While assessing a 2-hour old neonate, the nurse observes the neonate to have acrocyanosis. Which of the following nursing actions should be performed initially? A. Notify the physician of the need for a cardiac consult B. Immediately take the newborn's temperature according to hospital policy C. Activate the code blue or emergency system D. Do nothing because acrocyanosis is normal in the neonate

D. Do nothing because acrocyanosis is normal in the neonate Acrocyanosis, or bluish discoloration of the hands and feet in the neonate (also called peripheral cyanosis), is a normal finding and shouldn't last more than 24 hours after birth.

The home health nurse visits the Cox family 2 weeks after hospital discharge. She observes that the umbilical cord has dried and fallen off. The area appears healed with no drainage or erythema present. The mother can be instructed to: A. cover the umbilicus with a band-aid. B. continue to clean the stump with alcohol for one week. C. apply an antibiotic ointment to the stump D. give him a bath in an infant tub now

D. Give him a bath in an infant tub now

A client having a mild panic attack has the following arterial blood gas (ABG) results: pH 7.49, Pco2 31 mm Hg, Pao2 97 mm Hg, HCO3 22 mEq/L. The nurse reviews the results and determines that the client has which acid-base disturbance?
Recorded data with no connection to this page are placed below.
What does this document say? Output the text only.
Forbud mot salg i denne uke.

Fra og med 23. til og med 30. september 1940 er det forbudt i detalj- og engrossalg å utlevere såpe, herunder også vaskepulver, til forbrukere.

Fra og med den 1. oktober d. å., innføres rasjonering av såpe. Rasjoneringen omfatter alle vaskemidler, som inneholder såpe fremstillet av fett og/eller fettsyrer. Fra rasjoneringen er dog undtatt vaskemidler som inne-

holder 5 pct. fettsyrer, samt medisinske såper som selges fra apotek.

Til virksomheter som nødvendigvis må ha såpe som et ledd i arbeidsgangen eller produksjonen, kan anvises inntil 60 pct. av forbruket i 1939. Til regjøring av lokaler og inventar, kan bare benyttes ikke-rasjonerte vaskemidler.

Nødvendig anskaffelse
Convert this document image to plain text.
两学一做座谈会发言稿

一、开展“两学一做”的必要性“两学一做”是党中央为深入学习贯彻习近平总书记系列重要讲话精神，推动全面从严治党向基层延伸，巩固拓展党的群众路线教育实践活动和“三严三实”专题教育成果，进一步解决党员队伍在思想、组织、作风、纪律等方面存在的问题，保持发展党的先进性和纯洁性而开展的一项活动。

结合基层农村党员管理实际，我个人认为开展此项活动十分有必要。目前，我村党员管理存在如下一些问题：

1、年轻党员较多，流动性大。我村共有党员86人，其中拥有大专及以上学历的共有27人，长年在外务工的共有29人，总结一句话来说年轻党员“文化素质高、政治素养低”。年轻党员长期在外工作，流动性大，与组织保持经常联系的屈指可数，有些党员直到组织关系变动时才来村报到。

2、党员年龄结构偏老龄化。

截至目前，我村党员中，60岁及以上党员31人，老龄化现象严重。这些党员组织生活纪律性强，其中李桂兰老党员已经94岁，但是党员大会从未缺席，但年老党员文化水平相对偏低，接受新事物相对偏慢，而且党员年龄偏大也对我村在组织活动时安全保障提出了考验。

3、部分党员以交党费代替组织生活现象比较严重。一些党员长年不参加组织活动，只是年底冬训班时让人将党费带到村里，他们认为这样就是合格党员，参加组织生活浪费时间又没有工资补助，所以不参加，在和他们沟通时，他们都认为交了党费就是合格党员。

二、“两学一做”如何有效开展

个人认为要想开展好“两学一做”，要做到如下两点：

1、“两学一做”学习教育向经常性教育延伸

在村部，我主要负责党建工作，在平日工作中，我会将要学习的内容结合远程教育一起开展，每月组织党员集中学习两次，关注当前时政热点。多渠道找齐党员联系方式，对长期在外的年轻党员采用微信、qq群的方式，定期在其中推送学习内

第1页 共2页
A. Metabolic acidosis B. Metabolic alkalosis C. Respiratory acidosis D. Respiratory alkalosis

D. Respiratory alkalosis

The nursing assistant reports to you that a client seems very anxious and that vital signs included a respiratory rate of 38 per minute. Which acid-base imbalance should you suspect? A. Respiratory acidosis B. Metabolic alkalosis C. Metabolic acidosis D. Respiratory alkalosis

D. Respiratory alkalosis The client is most likely hyperventilating and blowing off CO2. This decrease in CO2 will lead to an increase in pH, causing respiratory alkalosis. Respiratory acidosis results from respiratory depression and retained CO2. Metabolic acidosis and alkalosis result from problems related to renal acid-base control.